The traffic that can be offloaded, maximum throughput, and number of network interfaces supported by each varies by processor model:

NP7 supports offloading of most IPv4 and IPv6 traffic, IPsec VPN encryption (including Suite B), SSL VPN encryption, GTP traffic, CAPWAP traffic, VXLAN traffic, and multicast traffic. The NP7 has a maximum throughput of 200 Gbps using 2 x 100 Gbps interfaces. For details about the NP7 processor, see NP7 acceleration and for information about FortiGate models with NP7 processors, see FortiGate NP7 architectures.
NP6 supports offloading of most IPv4 and IPv6 traffic, IPsec VPN encryption, CAPWAP traffic, and multicast traffic."

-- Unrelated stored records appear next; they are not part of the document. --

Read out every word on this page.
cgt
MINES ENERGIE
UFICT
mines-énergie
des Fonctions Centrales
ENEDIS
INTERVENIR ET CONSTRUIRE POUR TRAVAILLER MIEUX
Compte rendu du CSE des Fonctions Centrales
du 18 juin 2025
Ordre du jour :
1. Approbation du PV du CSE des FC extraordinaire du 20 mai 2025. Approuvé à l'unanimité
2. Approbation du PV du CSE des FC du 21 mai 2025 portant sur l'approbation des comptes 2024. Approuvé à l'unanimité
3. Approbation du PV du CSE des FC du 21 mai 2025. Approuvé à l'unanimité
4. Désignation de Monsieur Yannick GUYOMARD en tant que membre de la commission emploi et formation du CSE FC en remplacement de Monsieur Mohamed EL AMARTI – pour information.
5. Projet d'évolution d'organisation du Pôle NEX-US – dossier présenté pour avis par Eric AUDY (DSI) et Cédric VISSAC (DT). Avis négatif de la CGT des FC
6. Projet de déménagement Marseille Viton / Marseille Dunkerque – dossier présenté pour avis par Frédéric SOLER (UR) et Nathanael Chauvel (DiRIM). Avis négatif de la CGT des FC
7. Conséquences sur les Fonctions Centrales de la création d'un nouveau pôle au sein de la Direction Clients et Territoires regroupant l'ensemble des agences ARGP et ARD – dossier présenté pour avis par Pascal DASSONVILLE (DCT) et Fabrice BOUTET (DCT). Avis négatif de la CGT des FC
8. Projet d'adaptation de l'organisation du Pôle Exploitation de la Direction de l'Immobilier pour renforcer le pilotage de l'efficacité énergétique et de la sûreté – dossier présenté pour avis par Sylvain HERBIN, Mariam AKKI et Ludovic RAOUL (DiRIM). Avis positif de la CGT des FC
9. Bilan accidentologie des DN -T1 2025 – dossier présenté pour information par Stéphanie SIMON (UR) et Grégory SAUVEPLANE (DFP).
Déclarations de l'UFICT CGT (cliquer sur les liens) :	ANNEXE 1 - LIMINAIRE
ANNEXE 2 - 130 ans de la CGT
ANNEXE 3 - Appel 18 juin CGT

If your FGT has NP7 it should be able to offload SSL if you have NP6 then you are stuck with IPSEC offloading only.

This could be the reason behind the speed problem. Reproduced and confirmed by my test. Also some smaller models do not have NPUs(ASICs) https://docs.fortinet.com/document/fortigate/6.2.0/cookbook/661836/vpn-and-asic-offload

IPsec traffic might be processed by the CPU for the following reasons:

Some low end models do not have NPUs.
NPU offloading and CP IPsec traffic processing manually disabled.

Or could have it disabled for whatever reason.

As it seems the SSL VPN traffic is never offloaded or accelerated. It all goes through the CPU and depending on the crypto suites used in the VPN configuration they could or not be accelerated by the CPUs AES-NI instructions.

[DimitriPapadopoulos]

@zez3 Thank you for the above thorough research, next time a user complains I will ask the FortiGate model and the FortiOS version.

That said, the question remains why only macOS users complained, not Linux users. Of course Linux users only have VPN SSL, whether they use openfortivpn or FortiClient, while macOS users have both VPN SSL and IPSec at their disposal. But then the initial report by @jeduardo states that both openfortivpn and FortiClient are using SSL VPN in his case. Perhaps macOS mistakenly believed both openfortivpn and FortiClient use VPN SSL in their case?

[Haarolean]

Last version has fixed the issue for me, now there's stable 10 mb/s connection via HTTP and 5 mb/s via SSH. Thank you folks very much for this!